Pagi ini udara terasa panas. Tidak ada hembusan angin. Bu Retno dan anak-anaknya berada di ruang keluarga rumah mereka. Mereka duduk lesehan ditemani kipas angin kecil yang berputar, menunggu makan malam buatan ibu mereka.
Keluarganya rukun. Sebelum acara makan bersama, mereka sering berdiskusi, saling bertanya tentang segala hal yang kurang mereka pahami, atau sekadar bercerita tentang pengalaman keseharian mereka di luar rumah.
Tiga putra-putri Bu Retno berusia 24 tahun, 20 tahun, dan 15 tahun. Bu Retno bersyukur memiliki anak-anak yang patuh dan bertanggung jawab. Salah satu putranya bahkan sudah lulus kuliah dan baru saja diterima bekerja di salah satu perusahaan swasta ternama di kota mereka.
Malam ini, Bu Retno menyiapkan telur dadar pedas, tempe orek, dan nasi hangat yang baru saja matang. Nasi hangat, sedikit pulen, dan wangi menambah selera makan keluarga ini, ditambah dengan kerupuk yang selalu tersedia di kaleng. Anak-anak Bu Retno tidak pernah pilih-pilih makanan. Cukup dengan nasi hangat dan tambahan sayuran atau lauk apa saja, mereka sudah mensyukurinya sebagai nikmat dari Allah.
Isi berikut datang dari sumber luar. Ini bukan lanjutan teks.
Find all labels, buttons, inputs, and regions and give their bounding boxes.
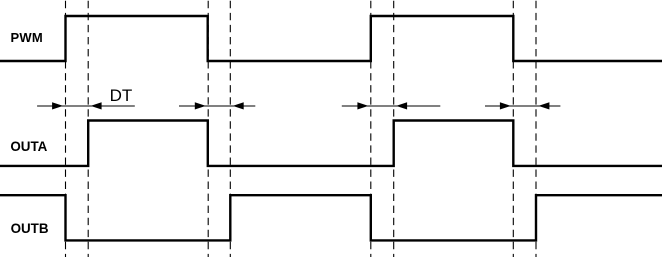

Bu Retno bercerita kepada anak-anaknya bahwa hidup boros akan merugikan diri sendiri. Agama juga melarang kita hidup boros, seperti dalam surah Al-Isra:27, "Sesungguhnya orang-orang pemboros itu adalah saudara setan dan setan sangat ingkar pada Tuhannya."
Apa yang Bu Retno dan keluarganya lakukan sangat berbeda dengan gaya hidup teman-teman Bu Retno. Mereka hidup sederhana dan bersahaja, sementara beberapa temannya hidup boros.
Bu Rani, salah satu teman Bu Retno, memiliki tiga anak. Bu Rani dan keluarganya memiliki sifat dan perilaku boros. Hampir setiap hari mereka pergi berbelanja dan makan di restoran. Anak-anaknya sudah tidak menyukai masakan rumahan lagi. Mereka memilih makanan kekinian yang mengandung banyak minyak dan penambah rasa buatan. Segala merek minuman dan makanan kekinian menjadi konsumsi sehari-hari mereka.
Anak-anak Bu Rani selalu memesan makanan secara online. Sejak anak pertamanya diterima bekerja di perusahaan swasta, gaya hidupnya meningkat. Dia sering membeli pakaian baru, sepatu, tas, dan perlengkapan kosmetik. Hampir setiap hari ada saja paket barang yang diantar ke rumah mereka.
Sudah hampir empat tahun anak Bu Rani bekerja dengan penghasilan yang cukup besar, namun tidak ada sedikit pun yang disimpan. Pada bulan Mei lalu, terjadi pengurangan karyawan di perusahaannya dan anak Bu Rani terkena PHK. Kabar ini sangat memukul mental mereka.
Enam bulan terakhir ini, Bu Rani dan suaminya juga sudah tidak bisa bekerja lagi. Selain karena faktor usia, mereka juga menderita sakit. Beberapa teman Bu Rani datang membesuk ke rumahnya. Saat ini Bu Rani susah berjalan dan dokter menyarankan operasi lutut. Ada beberapa biaya yang tidak ditanggung oleh asuransi sehingga harus ada biaya tambahan pribadi. Suami Bu Rani menderita stroke ringan dan sedang menjalani terapi di rumah sakit.
Anak-anak Bu Retno mendengarkan cerita ibunya dan mendapatkan pengalaman berharga hari itu. Mereka mendoakan agar Bu Rani dan keluarganya mendapatkan kemudahan dari Allah serta kesembuhan bagi Bu Rani dan suaminya.